One fired employee, according to figures released at the press conference, racked up 48,002 hits on allegedly pornographic sites during 2007. That works out to about 200 hits per business day. Besides the nine fired, 32 more were reprimanded in a more than a dozen other agencies, including the police department, the D.C. Public Schools, and the Executive Office of the Mayor.

Tangherlini said thresholds were determined as to how many hits warranted termination versus other forms of punishment. About 20,000 hits for the year was considered sufficient grounds for immediate firing, which represents about 100 hits per working day. “That seemed to be a logical cutoff,” he said. Anything over 20 hits a day, he says, represented “something that’s no longer possibly accidental” and required a lesser sanction.

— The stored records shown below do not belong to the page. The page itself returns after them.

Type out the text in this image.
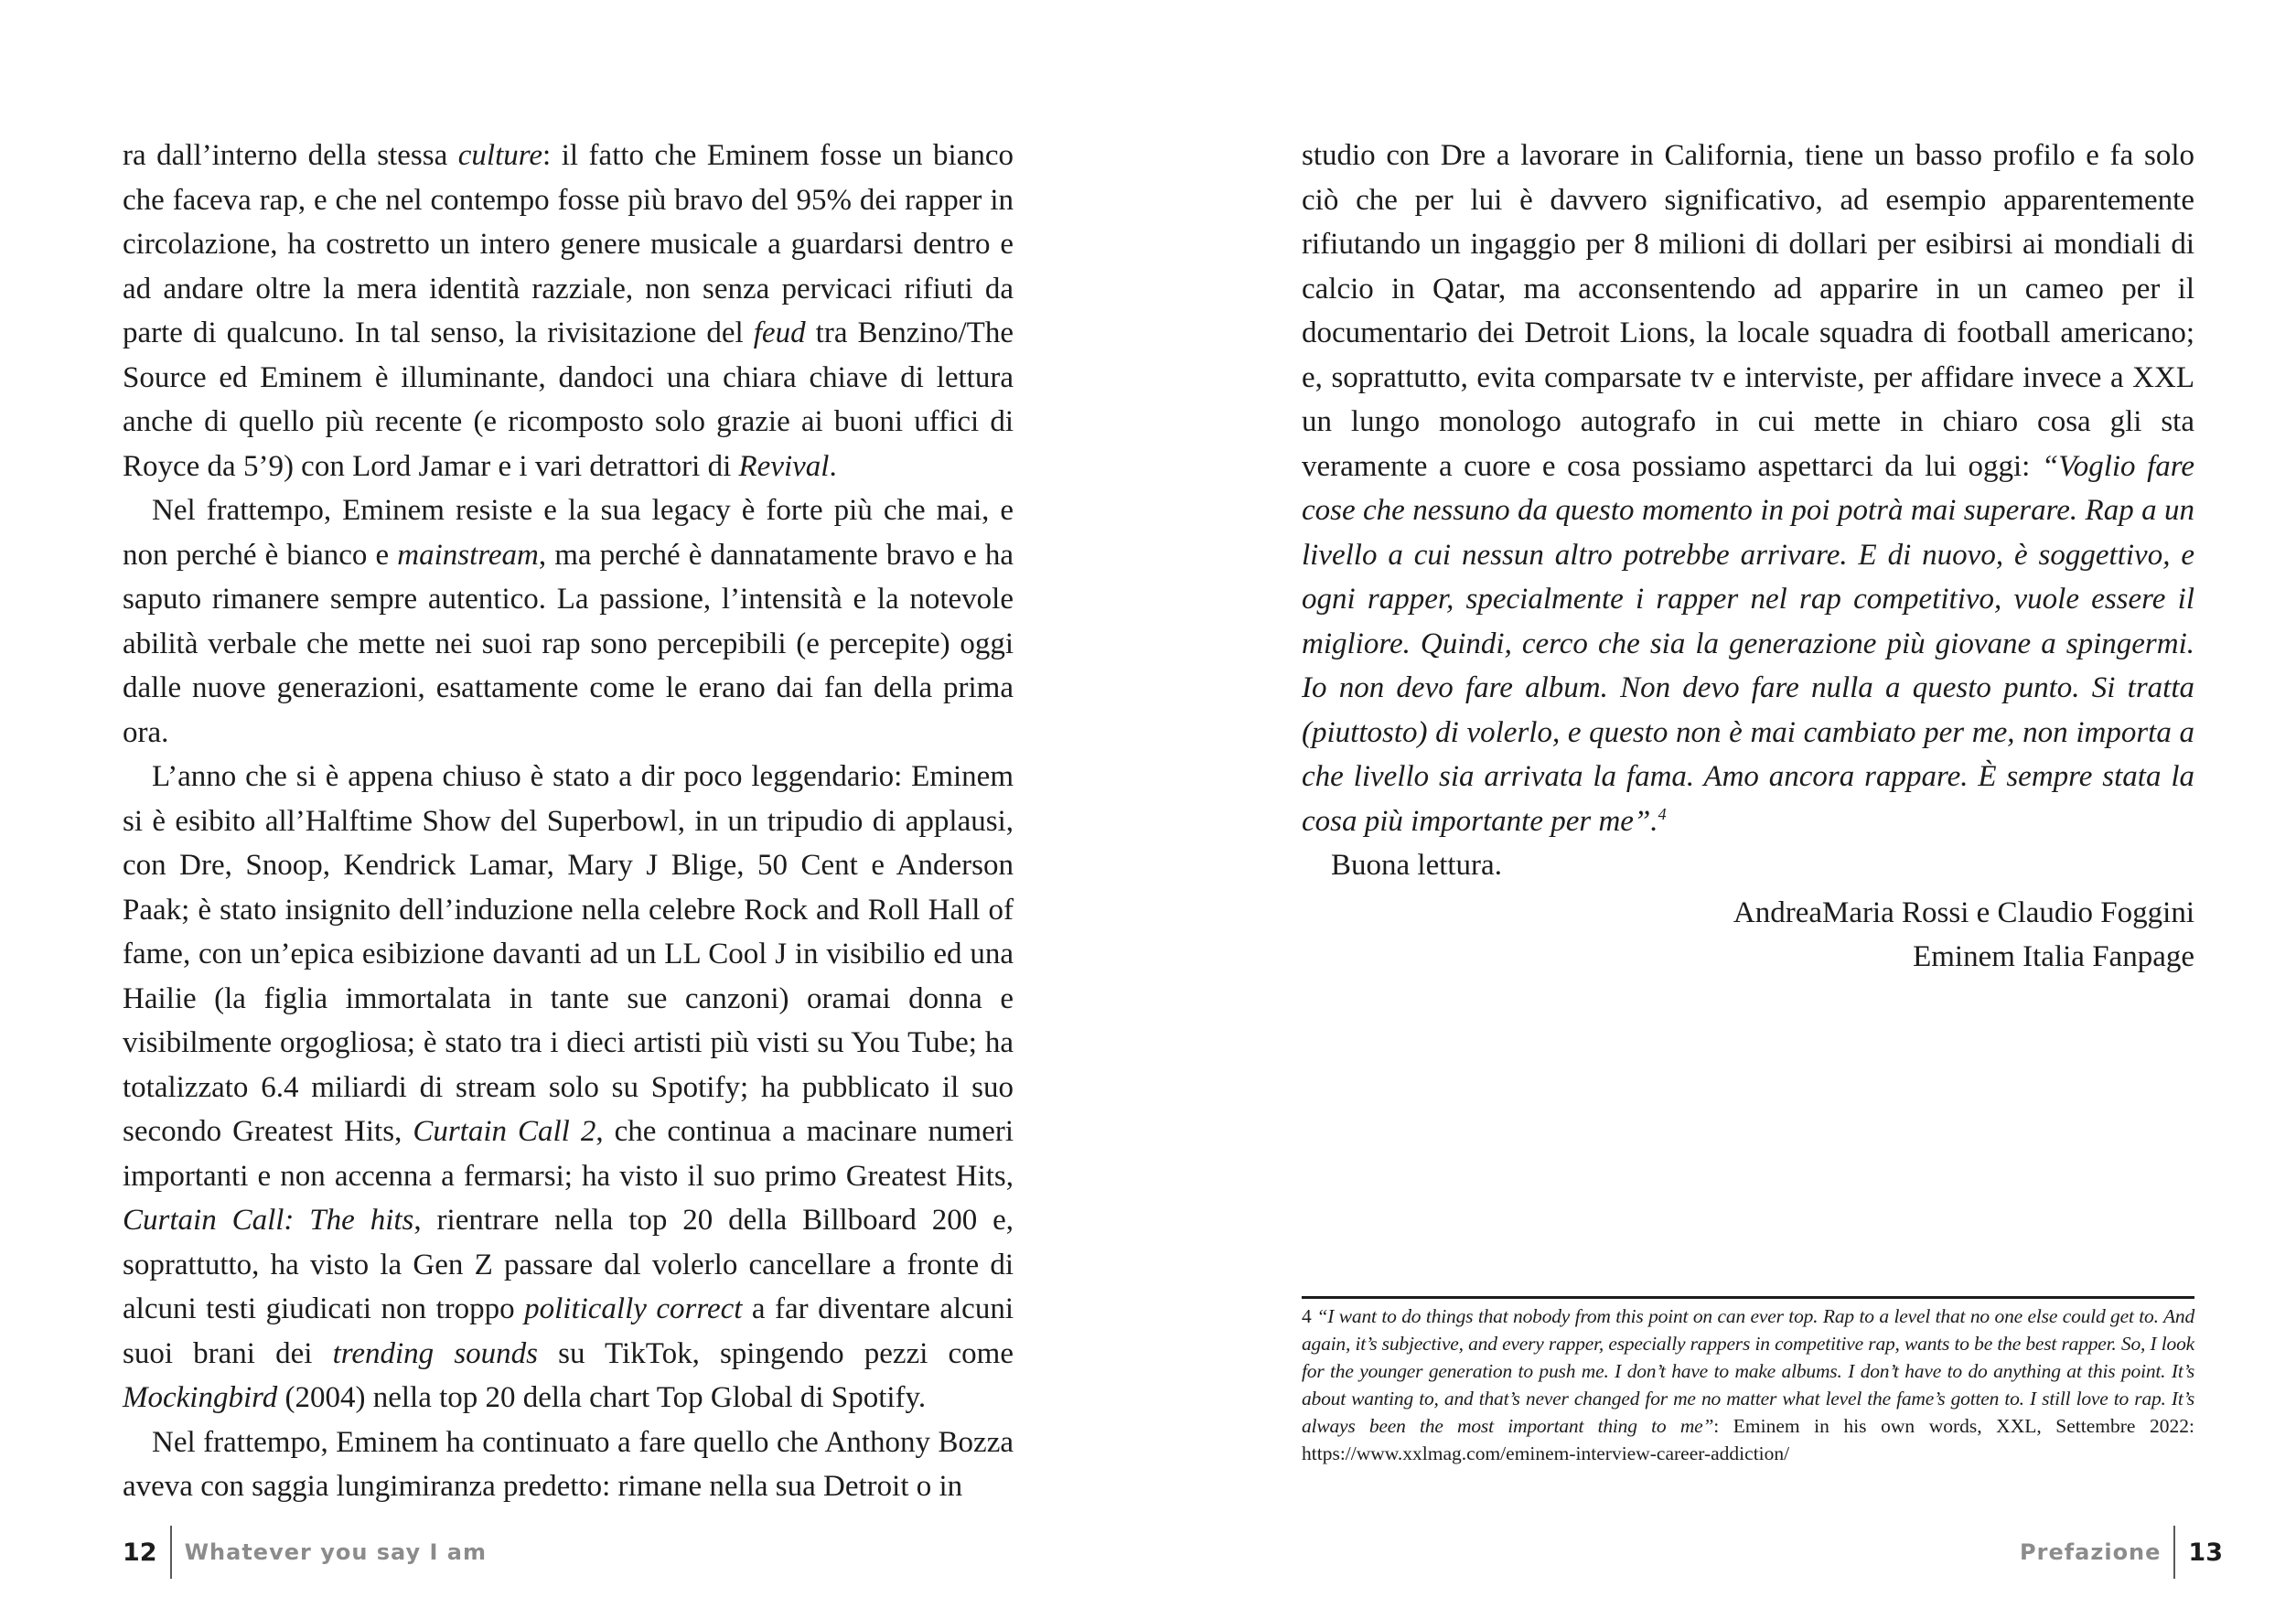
ra dall’interno della stessa culture: il fatto che Eminem fosse un bianco che faceva rap, e che nel contempo fosse più bravo del 95% dei rapper in circolazione, ha costretto un intero genere musicale a guardarsi dentro e ad andare oltre la mera identità razziale, non senza pervicaci rifiuti da parte di qualcuno. In tal senso, la rivisitazione del feud tra Benzino/The Source ed Eminem è illuminante, dandoci una chiara chiave di lettura anche di quello più recente (e ricomposto solo grazie ai buoni uffici di Royce da 5’9) con Lord Jamar e i vari detrattori di Revival.

Nel frattempo, Eminem resiste e la sua legacy è forte più che mai, e non perché è bianco e mainstream, ma perché è dannatamente bravo e ha saputo rimanere sempre autentico. La passione, l’intensità e la notevole abilità verbale che mette nei suoi rap sono percepibili (e percepite) oggi dalle nuove generazioni, esattamente come le erano dai fan della prima ora.

L’anno che si è appena chiuso è stato a dir poco leggendario: Eminem si è esibito all’Halftime Show del Superbowl, in un tripudio di applausi, con Dre, Snoop, Kendrick Lamar, Mary J Blige, 50 Cent e Anderson Paak; è stato insignito dell’induzione nella celebre Rock and Roll Hall of fame, con un’epica esibizione davanti ad un LL Cool J in visibilio ed una Hailie (la figlia immortalata in tante sue canzoni) oramai donna e visibilmente orgogliosa; è stato tra i dieci artisti più visti su You Tube; ha totalizzato 6.4 miliardi di stream solo su Spotify; ha pubblicato il suo secondo Greatest Hits, Curtain Call 2, che continua a macinare numeri importanti e non accenna a fermarsi; ha visto il suo primo Greatest Hits, Curtain Call: The hits, rientrare nella top 20 della Billboard 200 e, soprattutto, ha visto la Gen Z passare dal volerlo cancellare a fronte di alcuni testi giudicati non troppo politically correct a far diventare alcuni suoi brani dei trending sounds su TikTok, spingendo pezzi come Mockingbird (2004) nella top 20 della chart Top Global di Spotify.

Nel frattempo, Eminem ha continuato a fare quello che Anthony Bozza aveva con saggia lungimiranza predetto: rimane nella sua Detroit o in

12 Whatever you say I am

studio con Dre a lavorare in California, tiene un basso profilo e fa solo ciò che per lui è davvero significativo, ad esempio apparentemente rifiutando un ingaggio per 8 milioni di dollari per esibirsi ai mondiali di calcio in Qatar, ma acconsentendo ad apparire in un cameo per il documentario dei Detroit Lions, la locale squadra di football americano; e, soprattutto, evita comparsate tv e interviste, per affidare invece a XXL un lungo monologo autografo in cui mette in chiaro cosa gli sta veramente a cuore e cosa possiamo aspettarci da lui oggi: “Voglio fare cose che nessuno da questo momento in poi potrà mai superare. Rap a un livello a cui nessun altro potrebbe arrivare. E di nuovo, è soggettivo, e ogni rapper, specialmente i rapper nel rap competitivo, vuole essere il migliore. Quindi, cerco che sia la generazione più giovane a spingermi. Io non devo fare album. Non devo fare nulla a questo punto. Si tratta (piuttosto) di volerlo, e questo non è mai cambiato per me, non importa a che livello sia arrivata la fama. Amo ancora rappare. È sempre stata la cosa più importante per me”.$^4$

Buona lettura.

AndreaMaria Rossi e Claudio Foggini
Eminem Italia Fanpage
4 “I want to do things that nobody from this point on can ever top. Rap to a level that no one else could get to. And again, it’s subjective, and every rapper, especially rappers in competitive rap, wants to be the best rapper. So, I look for the younger generation to push me. I don’t have to make albums. I don’t have to do anything at this point. It’s about wanting to, and that’s never changed for me no matter what level the fame’s gotten to. I still love to rap. It’s always been the most important thing to me”: Eminem in his own words, XXL, Settembre 2022: https://www.xxlmag.com/eminem-interview-career-addiction/
Prefazione 13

And just who decided what was pornographic or not? Potter Stewart? Kundra told reporters that the District used the WebSense filtering program, which had been installed on about 10,000 of the District’s 30,000 total computers (which had apparently been logging sites but not blocking them), to determine which sites were pornographic or not. A definition listed on a graph posted at the press conference referred to sites “that display full or partial nudity in a sexual context but not sexual activity; erotica; sexual paraphernalia; sex-oriented businesses [such] as clubs, nightclubs, escort services” and sites that “depict or graphically describe sexual acts or activity, including exhibitionism; also, sites offering direct links to such sites.”

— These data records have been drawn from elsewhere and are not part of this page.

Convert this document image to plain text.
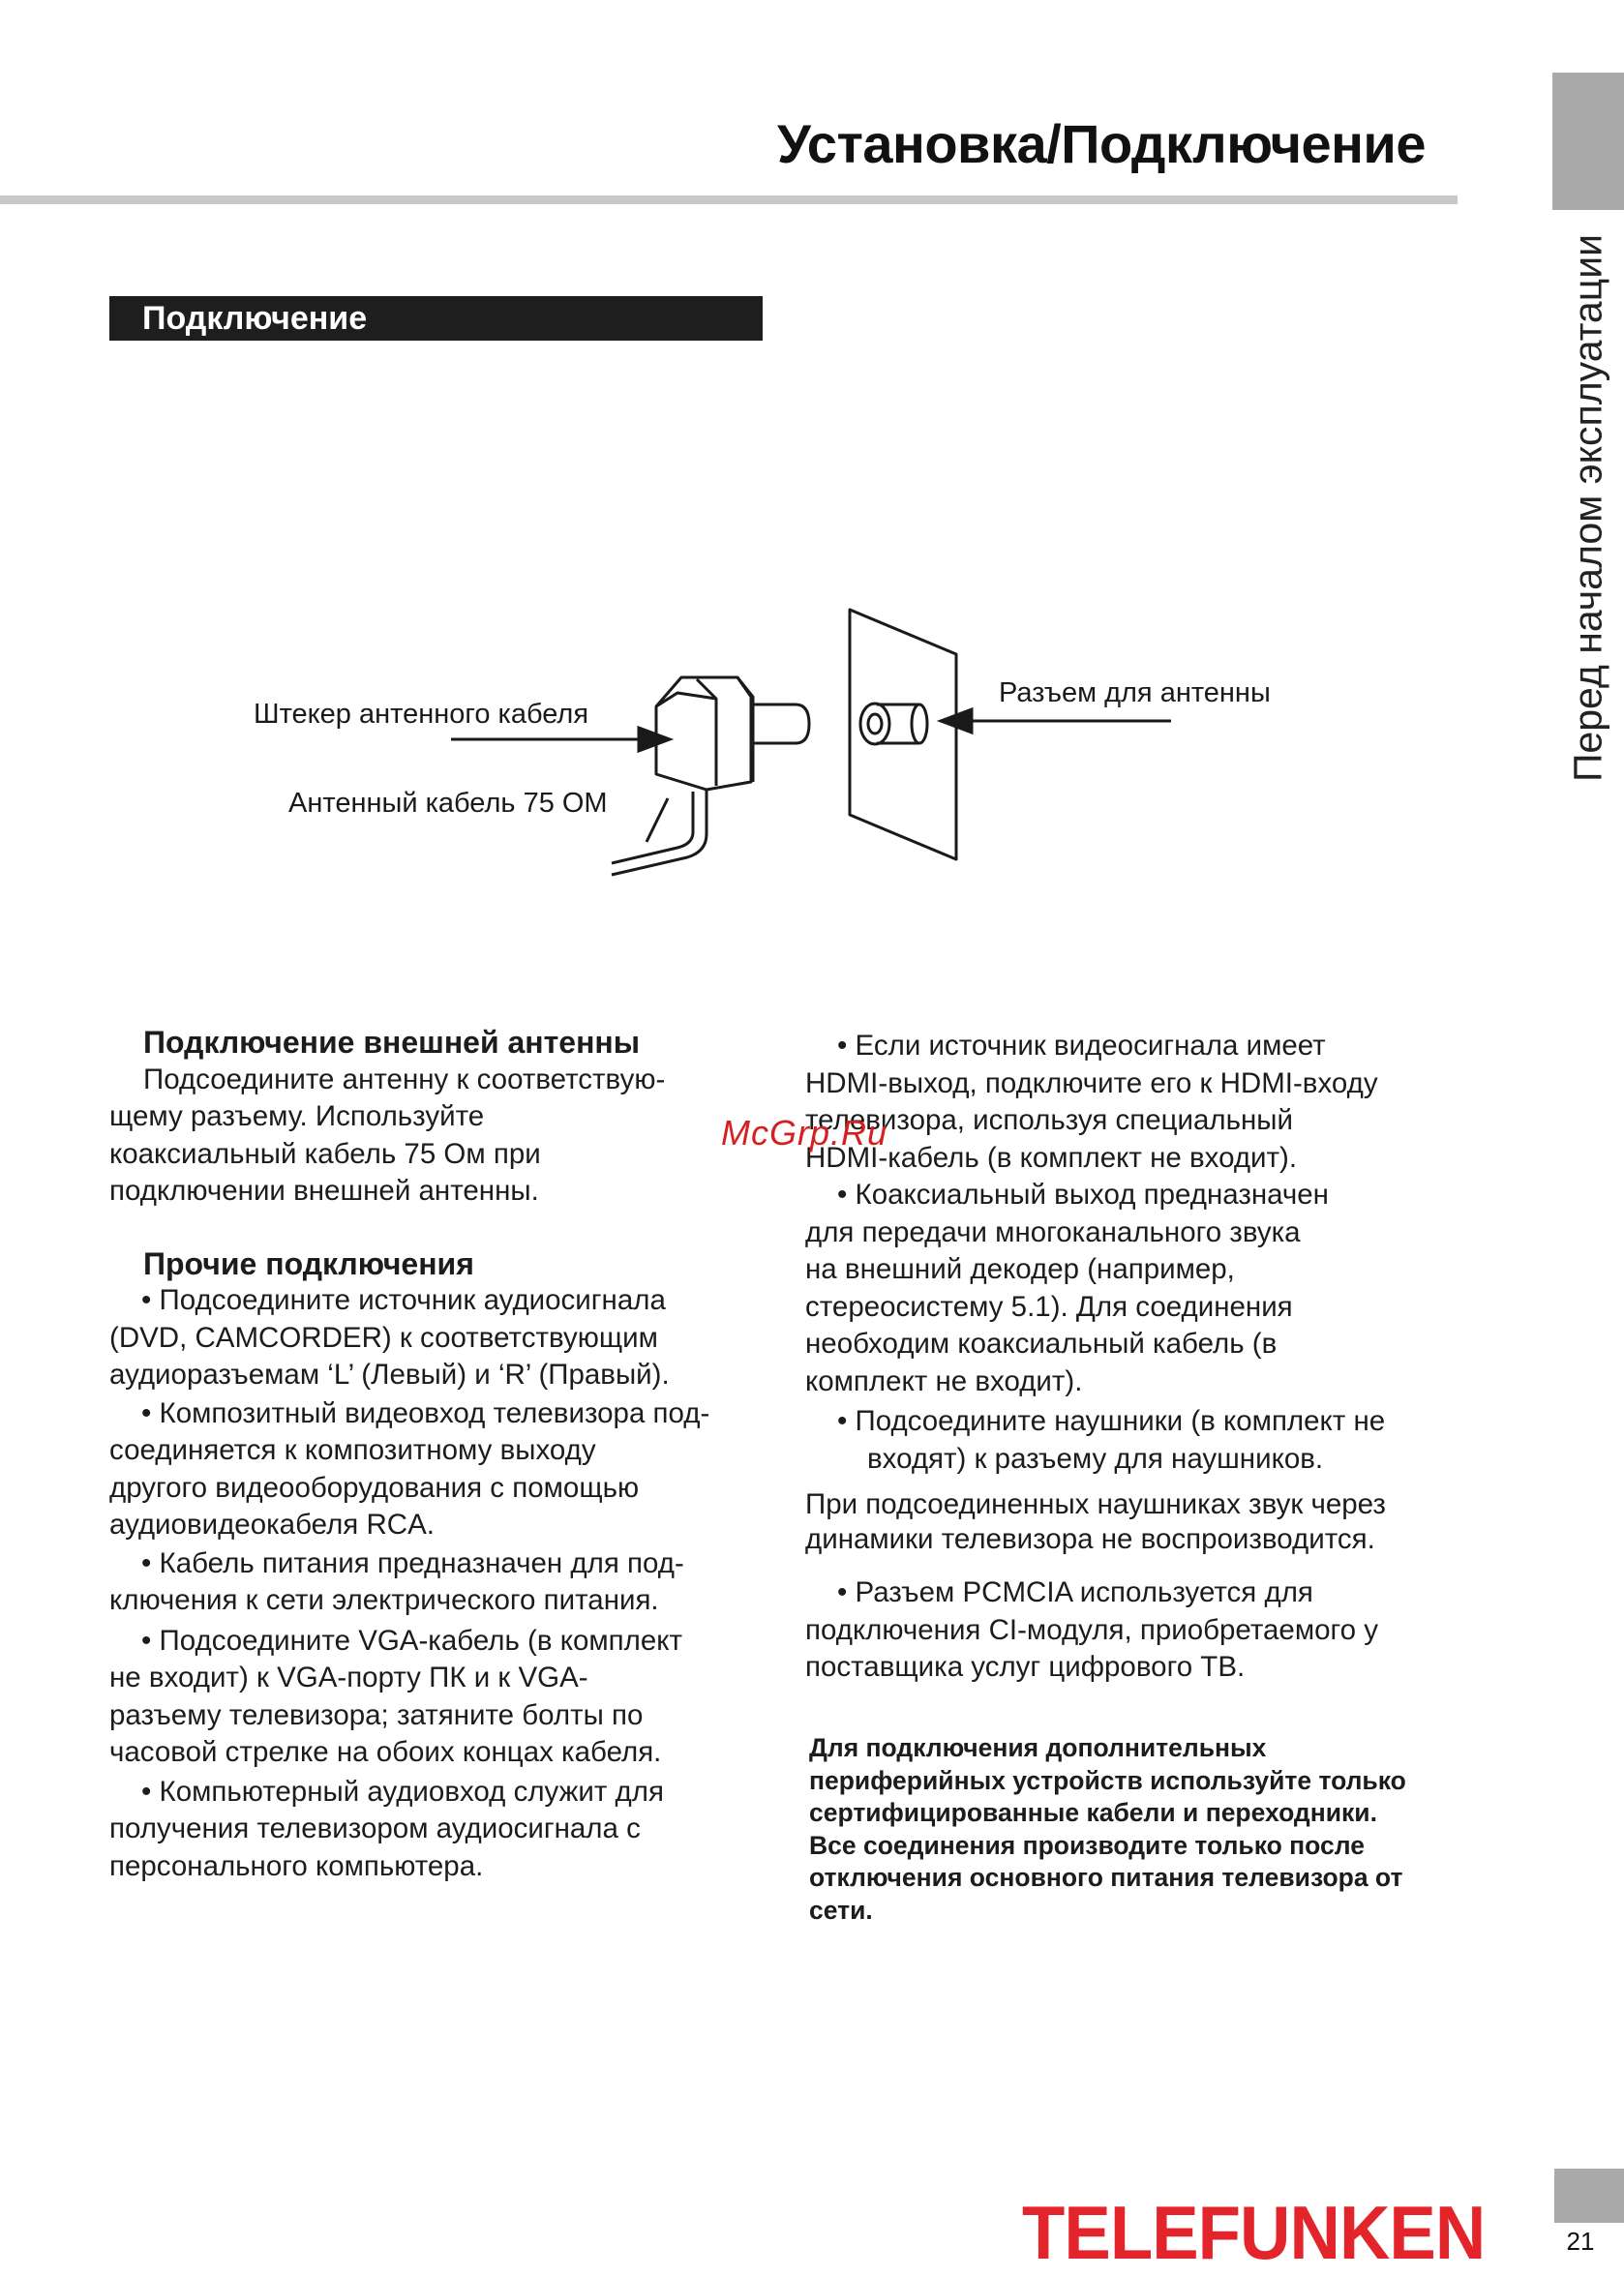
Установка/Подключение
Перед началом эксплуатации
Подключение
Штекер антенного кабеля
Антенный кабель 75 ОМ
Разъем для антенны

Подключение внешней антенны

Подсоедините антенну к соответствую-

щему разъему. Используйте

коаксиальный кабель 75 Ом при

подключении внешней антенны.

Прочие подключения

• Подсоедините источник аудиосигнала

(DVD, CAMCORDER) к соответствующим

аудиоразъемам ‘L’ (Левый) и ‘R’ (Правый).

• Композитный видеовход телевизора под-

соединяется к композитному выходу

другого видеооборудования с помощью

аудиовидеокабеля RCA.

• Кабель питания предназначен для под-

ключения к сети электрического питания.

• Подсоедините VGA-кабель (в комплект

не входит) к VGA-порту ПК и к VGA-

разъему телевизора; затяните болты по

часовой стрелке на обоих концах кабеля.

• Компьютерный аудиовход служит для

получения телевизором аудиосигнала с

персонального компьютера.

• Если источник видеосигнала имеет

HDMI-выход, подключите его к HDMI-входу

телевизора, используя специальный

HDMI-кабель (в комплект не входит).

• Коаксиальный выход предназначен

для передачи многоканального звука

на внешний декодер (например,

стереосистему 5.1). Для соединения

необходим коаксиальный кабель (в

комплект не входит).

• Подсоедините наушники (в комплект не

входят) к разъему для наушников.

При подсоединенных наушниках звук через

динамики телевизора не воспроизводится.

• Разъем PCMCIA используется для

подключения CI-модуля, приобретаемого у

поставщика услуг цифрового ТВ.

Для подключения дополнительных
периферийных устройств используйте только
сертифицированные кабели и переходники.
Все соединения производите только после
отключения основного питания телевизора от
сети.
McGrp.Ru
TELEFUNKEN	21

Kundra said that the District has had an acceptable-use policy for its computers in place since 1999 that bans accessing porn, among other things. Since the investigation began, he said, the District has purchased an additional 20,000 licenses to install WebSense on every government computer—no immediate word on what that costs—and the software has been set to block access to any explicit sites as of Jan. 2.

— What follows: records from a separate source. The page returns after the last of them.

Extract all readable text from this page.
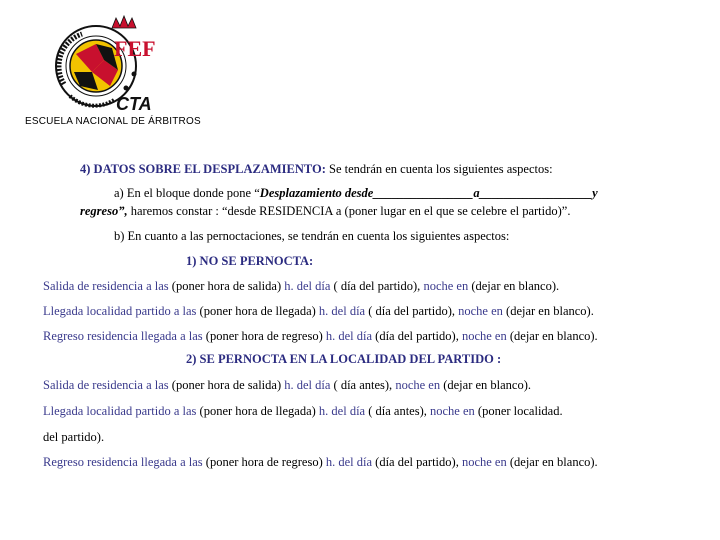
FEF
CTA
ESCUELA NACIONAL DE ÁRBITROS
4) DATOS SOBRE EL DESPLAZAMIENTO: Se tendrán en cuenta los siguientes aspectos:
a) En el bloque donde pone “Desplazamiento desde________________a__________________y
regreso”, haremos constar : “desde RESIDENCIA a (poner lugar en el que se celebre el partido)”.
b) En cuanto a las pernoctaciones, se tendrán en cuenta los siguientes aspectos:
1) NO SE PERNOCTA:
Salida de residencia a las (poner hora de salida) h. del día ( día del partido), noche en (dejar en blanco).
Llegada localidad partido a las (poner hora de llegada) h. del día ( día del partido), noche en (dejar en blanco).
Regreso residencia llegada a las (poner hora de regreso) h. del día (día del partido), noche en (dejar en blanco).
2) SE PERNOCTA EN LA LOCALIDAD DEL PARTIDO :
Salida de residencia a las (poner hora de salida) h. del día ( día antes), noche en (dejar en blanco).
Llegada localidad partido a las (poner hora de llegada) h. del día ( día antes), noche en (poner localidad.
del partido).
Regreso residencia llegada a las (poner hora de regreso) h. del día (día del partido), noche en (dejar en blanco).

“We’ve set up this system so it will not happen again,” Tangherlini said.

Why just investigate porn? Nickles said that the cost of looking at other things, such as gambling or other banned personal uses, would have been more costly. “And I would suggest that one is more egregious that the other,” he said.

Nickles said there was no evidence that child pornography had been accessed.

The investigation, Fenty said, was kicked off in December after the Office of Property Management contacted the chief technology officer about an employee’s complaint concerning a co-worker’s porn use. The technology department then did a “detailed citywide forensic analysis” on the 10,000 computers that were running WebSense for the calendar year 2007. Those who were fired had their computers seized for a more in-depth investigation of their Internet use.

Exactly how much this hunt cost the District in money and man-hours was not immediately available. Will pass that on as soon as I get it.

UPDATE, 4:31 P.M.: The additional 20,000 copies of WebSense are costing the District $142,000. As far as how much the investigation cost, mayoral spokesperson Dena Iverson says that’s “hard to quantify,” given that the work was done in-house by OCTO’s security department. More info hopefully to come.

6 Responses to “Fenty Fires Nine in Porn Probe”

  1. pun Says:

    leave it to debonis to use the word “probe” in the header… man, even “debonis” and “header” are questionable…

  2. Mike DeBonis Says:

    heheh. The city hall press corps were collectively trying to beat each other’s porn puns before the press conference. Fenty “stays abreast of the situation”…”engages in penetrating analysis”…”gets to the top and bottom of this” …you know, classy stuff like that.

    Sherwood won.

  3. Mike Licht Says:

    If only Fenty could install software to catch the hundreds of DC employees running Amway and Mary Kay franchises, recording companies, security services, churches, investment counseling and real estate businesses and eBay trading posts from their cubicles during business hours.

  4. Jonathan R. Rees Says:

    Didn’t the US Supreme Court rule that pornography is such that would offend a reasonable person? What is reasonable? Who is reasonable?

    I think pornograoh should include any fat woman hitting on a man.

  5. Jeff Says:

    Why are they installing Websense on individual computers? That makes no sense. They should be using proxy servers with Websense filtering at the proxy. That’s better for a number of reasons, but its much easier to administer.

  6. Jonathan R. Rees Says:

    Jeff God Damn it, do you expect DC government to use common sense?